Can you give me some pointers please? It feels like the way I'm doing it is not the way it's meant to be done through macros.

import gremlin
from vjoy.vjoy import AxisName
import time

joystick_decorator = gremlin.input_devices.JoystickDecorator(
    "LEFT VPC Throttle MT-50CM3",
    "{9CEE0190-0D28-11ED-8001-444553540000}",
    "Default"
)

onAction = gremlin.macro.VJoyAction(1, gremlin.common.InputType.JoystickButton, 3, True)
offAction = gremlin.macro.VJoyAction(1, gremlin.common.InputType.JoystickButton, 3, False)

timetable = []
def _addToTimetable():
    global timetable
    t = int(time.time() * 1000)
    cutoff = t - 1000
    timetable = list(filter(lambda elem: elem > cutoff, timetable))
    timetable.append(t)
#    gremlin.util.log(len(timetable))

onMacro = gremlin.macro.Macro()
onMacro.add_action(onAction)
onMacro.pause(0.2)

offMacro = gremlin.macro.Macro()
offMacro.add_action(offAction)

@joystick_decorator.button(119)
def apRepeatCCW(event, vjoy):
    if event.is_pressed:
        _addToTimetable()

    if len(timetable) > 7:
        if event.is_pressed:
             gremlin.macro.MacroManager().queue_macro(onMacro)
             gremlin.macro.MacroManager().queue_macro(offMacro)
    else:
        vjoy[1].button(3).is_pressed = event.is_pressed
WhiteMagic commented 1 year ago

Attempting to interrupt macros via terminate_macro is futile as it won't do that.

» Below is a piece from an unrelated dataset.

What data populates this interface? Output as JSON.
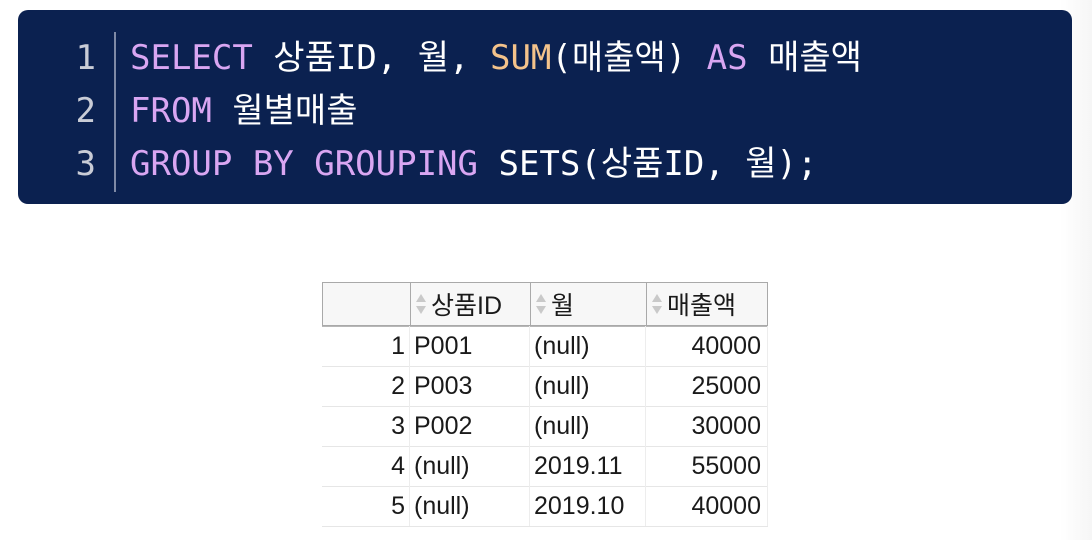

All it does is remove macros that are repeatedly running, i.e. repeat, toggle, hold, etc. from the queue of Macros. Interrupting a running macro is not supported, one reason being that it could lead to the entire system being in a messed up state, say keys being held down etc.

Regarding your code, the way you send the macros would execute both the onMacro and offMacro simultaneously, which from your description, isn't what you're after.

For your use case, I don't think using pauses inside Macros is useful, as the pause is what you want to play with, I suspect. From my understanding, you need to hold down the button for some time which is in line with how fast the wheel is scrolled. If you can compute how long the button ought to be held down you should be able to use the Timer class from Python's threading package to execute the button release when needed. As you continue scrolling, you'd have to continuously cancel and recreate it to be in line with the new release time. Alternatively, you could use a thread that checks these things, but that would need more fiddling to ensure it is happy and you'd need to figure out when to remove it etc. so it's not checking at a high rate for no reason.

The bigger conceptual issue I see though is that if you need to do bigger steps the faster you scroll but the input only does fixed-size increments you will eventually "outrun" the increments and the time of release will be after you physically let go of the button.